Tom Dale, breeding manager, Geneseo Pork, Geneseo, IL, says farrowing room feeding cards are a crucial step to helping their 1,500-sow unit meet aggressive feed intake goals.

Dale and farrowing room manager, Gordon Inskeep, agree the goal is to get parity two and higher sows to eat 20 lb. of feed/day in the farrowing crate. They would like to see first-litter sows eat 16 lb./day. Sows are currently eating an average 17-18 lb. of feed, with first-litter sows averaging 10-12 lb. feed consumed.

"The more feed you can get into that sow when she is in the farrowing crate, the better off you will be when it comes time to breed her back," Dale says.

Step-Up Feeding Geneseo Pork sows are fed twice/day. Parity two and older sows are started at 4 lb./day after farrowing. That amount is increased 2 lb./day until the sow is eating 16 lb./day. She receives 16 lb./day for two days, then 18 lb./day for two days, and then 20 lb./day for the remainder of the lactation period.

Geneseo's average age at weaning is 15.5 days.

"Before we started using the feeding cards, we tried to push the feed up too fast," Dale says. "When we started using the cards, we could see the sow's feed consumption would drop way down and she would either eat very little, or stop eating for a few days. Then she might work her way back up. After we started using the cards and could track our progress, we slowed the incline up a little bit."

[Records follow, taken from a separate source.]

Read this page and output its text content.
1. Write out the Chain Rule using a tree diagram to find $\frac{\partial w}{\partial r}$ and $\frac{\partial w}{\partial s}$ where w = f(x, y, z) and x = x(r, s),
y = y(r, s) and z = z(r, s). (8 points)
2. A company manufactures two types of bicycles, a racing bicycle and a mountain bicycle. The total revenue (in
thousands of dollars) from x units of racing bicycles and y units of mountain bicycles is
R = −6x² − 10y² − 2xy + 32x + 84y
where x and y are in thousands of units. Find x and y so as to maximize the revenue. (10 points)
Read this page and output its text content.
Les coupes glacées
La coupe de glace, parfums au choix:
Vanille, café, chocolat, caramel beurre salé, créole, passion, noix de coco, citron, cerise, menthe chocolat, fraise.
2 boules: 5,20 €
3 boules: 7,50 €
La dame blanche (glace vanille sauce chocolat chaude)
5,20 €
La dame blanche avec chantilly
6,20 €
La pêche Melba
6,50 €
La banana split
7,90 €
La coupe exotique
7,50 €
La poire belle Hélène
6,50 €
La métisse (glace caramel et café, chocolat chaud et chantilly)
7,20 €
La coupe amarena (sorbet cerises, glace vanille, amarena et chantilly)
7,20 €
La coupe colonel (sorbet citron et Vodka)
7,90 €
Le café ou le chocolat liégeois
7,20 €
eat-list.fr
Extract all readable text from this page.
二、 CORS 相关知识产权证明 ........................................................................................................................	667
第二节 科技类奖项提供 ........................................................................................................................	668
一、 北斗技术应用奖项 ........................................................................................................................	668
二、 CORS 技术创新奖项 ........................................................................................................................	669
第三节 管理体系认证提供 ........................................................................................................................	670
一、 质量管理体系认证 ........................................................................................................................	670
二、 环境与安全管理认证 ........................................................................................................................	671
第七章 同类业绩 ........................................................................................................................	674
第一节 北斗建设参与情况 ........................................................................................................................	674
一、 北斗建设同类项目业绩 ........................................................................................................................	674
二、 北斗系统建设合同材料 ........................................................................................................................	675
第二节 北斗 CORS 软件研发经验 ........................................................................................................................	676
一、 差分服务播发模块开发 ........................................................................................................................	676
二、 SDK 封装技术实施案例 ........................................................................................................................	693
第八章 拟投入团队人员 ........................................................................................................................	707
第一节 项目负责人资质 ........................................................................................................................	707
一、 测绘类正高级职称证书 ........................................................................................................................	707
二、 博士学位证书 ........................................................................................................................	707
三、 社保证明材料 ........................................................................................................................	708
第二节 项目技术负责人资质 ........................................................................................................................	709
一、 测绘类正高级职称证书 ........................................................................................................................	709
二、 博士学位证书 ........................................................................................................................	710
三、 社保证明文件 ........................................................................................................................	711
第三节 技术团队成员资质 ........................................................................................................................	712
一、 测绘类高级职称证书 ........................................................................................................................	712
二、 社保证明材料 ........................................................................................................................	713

Dale says improving feed consumption is a bit of a balancing act. "We want to get as much feed in those sows as we can in the 14 days we have, because they don't eat much the day they farrow, and yet you don't want to feed them so much they drop off either."

Jim Pettigrew, Pettigrew Consulting International, Louisiana, MO, says sometimes people give more thought to what they feed their finishing pigs than they do to sow diets. Producers may be overlooking one of the hardest working members of their pork-producing team.

As modern finishing pigs get leaner, they require increased amounts of amino acids as a percent of their diets. Pettigrew says the same attention should be paid to amino acid balance and feed intake in sows.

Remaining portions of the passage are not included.